- Born: May 22, 1963 (age 63) Kano State
- Occupation: politician
- Known for: member of House of Representatives

= Juliet Akano =

Nigerian politician (born 1963)

Juliet Nene Akano (born May 22, 1963) is a Nigerian politician. She was elected to the House of Representatives in 2007 and in 2011.

==Early life and background ==
Akano was born in Kano State in 1963 to Godson and Alice Obasi from Arochukwu. She was not brought up in Kano state as her family moved whilst she was still a baby. As a child she lived in Enugu where her mother taught and her father worked in the Ministry of Finance's offices.

== Political Career ==
She was elected to the National House of Assembly to represent Nwangele/Isu and Njaba local government areas in Imo State. She served from 2007 when she was the Deputy Chairman of the Committee on Women Affairs.

During her tenure in the 6th National Assembly, she served as the Deputy Chairman of the House Committee on Women Affairs.
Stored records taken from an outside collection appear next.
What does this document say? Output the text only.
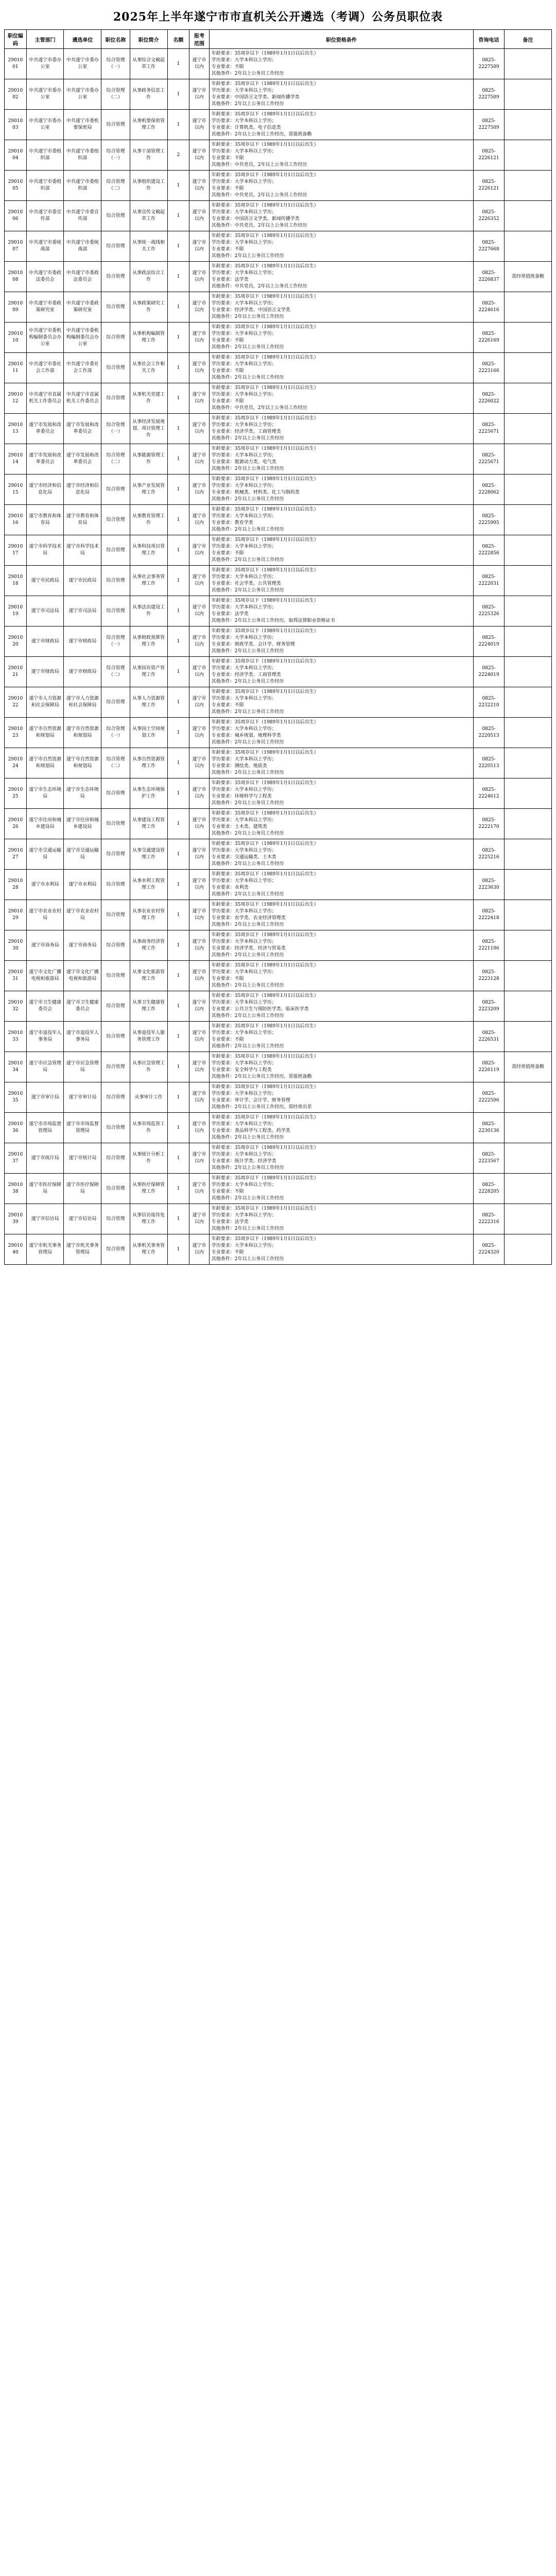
2025年上半年遂宁市市直机关公开遴选（考调）公务员职位表
职位编码	主管部门	遴选单位	职位名称	职位简介	名额	报考范围	职位资格条件	咨询电话	备注
2901001	中共遂宁市委办公室	中共遂宁市委办公室	综合管理（一）	从事综合文稿起草工作	1	遂宁市以内	年龄要求：35周岁以下（1989年1月1日以后出生）
学历要求：大学本科以上学历；
专业要求：不限
其他条件：2年以上公务员工作经历	0825-2227509	
2901002	中共遂宁市委办公室	中共遂宁市委办公室	综合管理（二）	从事政务信息工作	1	遂宁市以内	年龄要求：35周岁以下（1989年1月1日以后出生）
学历要求：大学本科以上学历；
专业要求：中国语言文学类、新闻传播学类
其他条件：2年以上公务员工作经历	0825-2227509	
2901003	中共遂宁市委办公室	中共遂宁市委机要保密局	综合管理	从事机要保密管理工作	1	遂宁市以内	年龄要求：35周岁以下（1989年1月1日以后出生）
学历要求：大学本科以上学历；
专业要求：计算机类、电子信息类
其他条件：2年以上公务员工作经历，需值班备勤	0825-2227509	
2901004	中共遂宁市委组织部	中共遂宁市委组织部	综合管理（一）	从事干部管理工作	2	遂宁市以内	年龄要求：35周岁以下（1989年1月1日以后出生）
学历要求：大学本科以上学历；
专业要求：不限
其他条件：中共党员，2年以上公务员工作经历	0825-2226121	
2901005	中共遂宁市委组织部	中共遂宁市委组织部	综合管理（二）	从事组织建设工作	1	遂宁市以内	年龄要求：35周岁以下（1989年1月1日以后出生）
学历要求：大学本科以上学历；
专业要求：不限
其他条件：中共党员，2年以上公务员工作经历	0825-2226121	
2901006	中共遂宁市委宣传部	中共遂宁市委宣传部	综合管理	从事宣传文稿起草工作	1	遂宁市以内	年龄要求：35周岁以下（1989年1月1日以后出生）
学历要求：大学本科以上学历；
专业要求：中国语言文学类、新闻传播学类
其他条件：中共党员，2年以上公务员工作经历	0825-2226352	
2901007	中共遂宁市委统战部	中共遂宁市委统战部	综合管理	从事统一战线相关工作	1	遂宁市以内	年龄要求：35周岁以下（1989年1月1日以后出生）
学历要求：大学本科以上学历；
专业要求：不限
其他条件：2年以上公务员工作经历	0825-2227668	
2901008	中共遂宁市委政法委员会	中共遂宁市委政法委员会	综合管理	从事政法综合工作	1	遂宁市以内	年龄要求：35周岁以下（1989年1月1日以后出生）
学历要求：大学本科以上学历；
专业要求：法学类
其他条件：中共党员，2年以上公务员工作经历	0825-2226837	需经常值班备勤
2901009	中共遂宁市委政策研究室	中共遂宁市委政策研究室	综合管理	从事政策研究工作	1	遂宁市以内	年龄要求：35周岁以下（1989年1月1日以后出生）
学历要求：大学本科以上学历；
专业要求：经济学类、中国语言文学类
其他条件：2年以上公务员工作经历	0825-2224616	
2901010	中共遂宁市委机构编制委员会办公室	中共遂宁市委机构编制委员会办公室	综合管理	从事机构编制管理工作	1	遂宁市以内	年龄要求：35周岁以下（1989年1月1日以后出生）
学历要求：大学本科以上学历；
专业要求：不限
其他条件：2年以上公务员工作经历	0825-2226169	
2901011	中共遂宁市委社会工作部	中共遂宁市委社会工作部	综合管理	从事社会工作相关工作	1	遂宁市以内	年龄要求：35周岁以下（1989年1月1日以后出生）
学历要求：大学本科以上学历；
专业要求：不限
其他条件：2年以上公务员工作经历	0825-2223166	
2901012	中共遂宁市直属机关工作委员会	中共遂宁市直属机关工作委员会	综合管理	从事机关党建工作	1	遂宁市以内	年龄要求：35周岁以下（1989年1月1日以后出生）
学历要求：大学本科以上学历；
专业要求：不限
其他条件：中共党员，2年以上公务员工作经历	0825-2226022	
2901013	遂宁市发展和改革委员会	遂宁市发展和改革委员会	综合管理（一）	从事经济发展规划、项目管理工作	1	遂宁市以内	年龄要求：35周岁以下（1989年1月1日以后出生）
学历要求：大学本科以上学历；
专业要求：经济学类、工商管理类
其他条件：2年以上公务员工作经历	0825-2225671	
2901014	遂宁市发展和改革委员会	遂宁市发展和改革委员会	综合管理（二）	从事能源管理工作	1	遂宁市以内	年龄要求：35周岁以下（1989年1月1日以后出生）
学历要求：大学本科以上学历；
专业要求：能源动力类、电气类
其他条件：2年以上公务员工作经历	0825-2225671	
2901015	遂宁市经济和信息化局	遂宁市经济和信息化局	综合管理	从事产业发展管理工作	1	遂宁市以内	年龄要求：35周岁以下（1989年1月1日以后出生）
学历要求：大学本科以上学历；
专业要求：机械类、材料类、化工与制药类
其他条件：2年以上公务员工作经历	0825-2228062	
2901016	遂宁市教育和体育局	遂宁市教育和体育局	综合管理	从事教育管理工作	1	遂宁市以内	年龄要求：35周岁以下（1989年1月1日以后出生）
学历要求：大学本科以上学历；
专业要求：教育学类
其他条件：2年以上公务员工作经历	0825-2225905	
2901017	遂宁市科学技术局	遂宁市科学技术局	综合管理	从事科技项目管理工作	1	遂宁市以内	年龄要求：35周岁以下（1989年1月1日以后出生）
学历要求：大学本科以上学历；
专业要求：不限
其他条件：2年以上公务员工作经历	0825-2222856	
2901018	遂宁市民政局	遂宁市民政局	综合管理	从事社会事务管理工作	1	遂宁市以内	年龄要求：35周岁以下（1989年1月1日以后出生）
学历要求：大学本科以上学历；
专业要求：社会学类、公共管理类
其他条件：2年以上公务员工作经历	0825-2222031	
2901019	遂宁市司法局	遂宁市司法局	综合管理	从事法治建设工作	1	遂宁市以内	年龄要求：35周岁以下（1989年1月1日以后出生）
学历要求：大学本科以上学历；
专业要求：法学类
其他条件：2年以上公务员工作经历，取得法律职业资格证书	0825-2225326	
2901020	遂宁市财政局	遂宁市财政局	综合管理（一）	从事财政预算管理工作	1	遂宁市以内	年龄要求：35周岁以下（1989年1月1日以后出生）
学历要求：大学本科以上学历；
专业要求：财政学类、会计学、财务管理
其他条件：2年以上公务员工作经历	0825-2224019	
2901021	遂宁市财政局	遂宁市财政局	综合管理（二）	从事国有资产管理工作	1	遂宁市以内	年龄要求：35周岁以下（1989年1月1日以后出生）
学历要求：大学本科以上学历；
专业要求：经济学类、工商管理类
其他条件：2年以上公务员工作经历	0825-2224019	
2901022	遂宁市人力资源和社会保障局	遂宁市人力资源和社会保障局	综合管理	从事人力资源管理工作	1	遂宁市以内	年龄要求：35周岁以下（1989年1月1日以后出生）
学历要求：大学本科以上学历；
专业要求：不限
其他条件：2年以上公务员工作经历	0825-2232210	
2901023	遂宁市自然资源和规划局	遂宁市自然资源和规划局	综合管理（一）	从事国土空间规划工作	1	遂宁市以内	年龄要求：35周岁以下（1989年1月1日以后出生）
学历要求：大学本科以上学历；
专业要求：城乡规划、地理科学类
其他条件：2年以上公务员工作经历	0825-2220513	
2901024	遂宁市自然资源和规划局	遂宁市自然资源和规划局	综合管理（二）	从事自然资源管理工作	1	遂宁市以内	年龄要求：35周岁以下（1989年1月1日以后出生）
学历要求：大学本科以上学历；
专业要求：测绘类、地质类
其他条件：2年以上公务员工作经历	0825-2220513	
2901025	遂宁市生态环境局	遂宁市生态环境局	综合管理	从事生态环境保护工作	1	遂宁市以内	年龄要求：35周岁以下（1989年1月1日以后出生）
学历要求：大学本科以上学历；
专业要求：环境科学与工程类
其他条件：2年以上公务员工作经历	0825-2224612	
2901026	遂宁市住房和城乡建设局	遂宁市住房和城乡建设局	综合管理	从事建设工程管理工作	1	遂宁市以内	年龄要求：35周岁以下（1989年1月1日以后出生）
学历要求：大学本科以上学历；
专业要求：土木类、建筑类
其他条件：2年以上公务员工作经历	0825-2222170	
2901027	遂宁市交通运输局	遂宁市交通运输局	综合管理	从事交通建设管理工作	1	遂宁市以内	年龄要求：35周岁以下（1989年1月1日以后出生）
学历要求：大学本科以上学历；
专业要求：交通运输类、土木类
其他条件：2年以上公务员工作经历	0825-2225216	
2901028	遂宁市水利局	遂宁市水利局	综合管理	从事水利工程管理工作	1	遂宁市以内	年龄要求：35周岁以下（1989年1月1日以后出生）
学历要求：大学本科以上学历；
专业要求：水利类
其他条件：2年以上公务员工作经历	0825-2223630	
2901029	遂宁市农业农村局	遂宁市农业农村局	综合管理	从事农业农村管理工作	1	遂宁市以内	年龄要求：35周岁以下（1989年1月1日以后出生）
学历要求：大学本科以上学历；
专业要求：农学类、农业经济管理类
其他条件：2年以上公务员工作经历	0825-2222418	
2901030	遂宁市商务局	遂宁市商务局	综合管理	从事商务经济管理工作	1	遂宁市以内	年龄要求：35周岁以下（1989年1月1日以后出生）
学历要求：大学本科以上学历；
专业要求：经济学类、经济与贸易类
其他条件：2年以上公务员工作经历	0825-2221106	
2901031	遂宁市文化广播电视和旅游局	遂宁市文化广播电视和旅游局	综合管理	从事文化旅游管理工作	1	遂宁市以内	年龄要求：35周岁以下（1989年1月1日以后出生）
学历要求：大学本科以上学历；
专业要求：不限
其他条件：2年以上公务员工作经历	0825-2223128	
2901032	遂宁市卫生健康委员会	遂宁市卫生健康委员会	综合管理	从事卫生健康管理工作	1	遂宁市以内	年龄要求：35周岁以下（1989年1月1日以后出生）
学历要求：大学本科以上学历；
专业要求：公共卫生与预防医学类、临床医学类
其他条件：2年以上公务员工作经历	0825-2223209	
2901033	遂宁市退役军人事务局	遂宁市退役军人事务局	综合管理	从事退役军人服务管理工作	1	遂宁市以内	年龄要求：35周岁以下（1989年1月1日以后出生）
学历要求：大学本科以上学历；
专业要求：不限
其他条件：2年以上公务员工作经历	0825-2226531	
2901034	遂宁市应急管理局	遂宁市应急管理局	综合管理	从事应急管理工作	1	遂宁市以内	年龄要求：35周岁以下（1989年1月1日以后出生）
学历要求：大学本科以上学历；
专业要求：安全科学与工程类
其他条件：2年以上公务员工作经历，需值班备勤	0825-2226119	需经常值班备勤
2901035	遂宁市审计局	遂宁市审计局	综合管理	从事审计工作	1	遂宁市以内	年龄要求：35周岁以下（1989年1月1日以后出生）
学历要求：大学本科以上学历；
专业要求：审计学、会计学、财务管理
其他条件：2年以上公务员工作经历，需经常出差	0825-2222506	
2901036	遂宁市市场监督管理局	遂宁市市场监督管理局	综合管理	从事市场监管工作	1	遂宁市以内	年龄要求：35周岁以下（1989年1月1日以后出生）
学历要求：大学本科以上学历；
专业要求：食品科学与工程类、药学类
其他条件：2年以上公务员工作经历	0825-2230136	
2901037	遂宁市统计局	遂宁市统计局	综合管理	从事统计分析工作	1	遂宁市以内	年龄要求：35周岁以下（1989年1月1日以后出生）
学历要求：大学本科以上学历；
专业要求：统计学类、经济学类
其他条件：2年以上公务员工作经历	0825-2223567	
2901038	遂宁市医疗保障局	遂宁市医疗保障局	综合管理	从事医疗保障管理工作	1	遂宁市以内	年龄要求：35周岁以下（1989年1月1日以后出生）
学历要求：大学本科以上学历；
专业要求：不限
其他条件：2年以上公务员工作经历	0825-2228205	
2901039	遂宁市信访局	遂宁市信访局	综合管理	从事信访接待处理工作	1	遂宁市以内	年龄要求：35周岁以下（1989年1月1日以后出生）
学历要求：大学本科以上学历；
专业要求：法学类
其他条件：2年以上公务员工作经历	0825-2222316	
2901040	遂宁市机关事务管理局	遂宁市机关事务管理局	综合管理	从事机关事务管理工作	1	遂宁市以内	年龄要求：35周岁以下（1989年1月1日以后出生）
学历要求：大学本科以上学历；
专业要求：不限
其他条件：2年以上公务员工作经历	0825-2224320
Akano’s legislative tenure lasted from 2007 to 2011, during which she participated in parliamentary activities and constituency representation.

== Legislative initiatives ==
In 2008, Akano announced an education scholarship programme aimed at supporting young students in her constituency. The initiative provided scholarships for 20 pupils beginning from Primary Three to complete their primary education. Students who emerged as the best performers in Primary Six within their local government areas were further awarded scholarships for junior secondary school.The programme was designed to encourage educational development and improve access to schooling among children in her constituency.She was in the House of Assembly until 2011.

== Role of women in Nigerian politics ==
Akano was among a small number of women elected to Nigeria’s House of Representatives in the 2007 general elections. At the time, women made up only a small fraction of the National Assembly, with the lower chamber being overwhelmingly male.

She was one of the eleven women who were elected in 2007 who were re-elected in 2011 when the lower house was nearly 95% male. Other women elected included Mulikat Adeola-Akande, Abike Dabiri, Nkiru Onyeagocha, Uche Ekwunife, Nnena Elendu-Ukeje, Olajumoke Okoya-Thomas, Beni Lar, Khadija Bukar Abba-Ibrahim, Elizabeth Ogbaga and Peace Uzoamaka Nnaji.Their presence in parliament reflected ongoing efforts to increase female participation in Nigerian politics.

== Senatorial ambition ==
After her tenure in the House of Representatives, Akano later sought higher political office. In 2015, she declared her intention to contest for a seat in the Senate of Nigeria representing the Orlu senatorial district of Imo State. In 2015 she was a candidate to become a senator in the upper house for Orlu in Imo State.

Her candidacy received support from several youth groups and political supporters within the Orlu zone.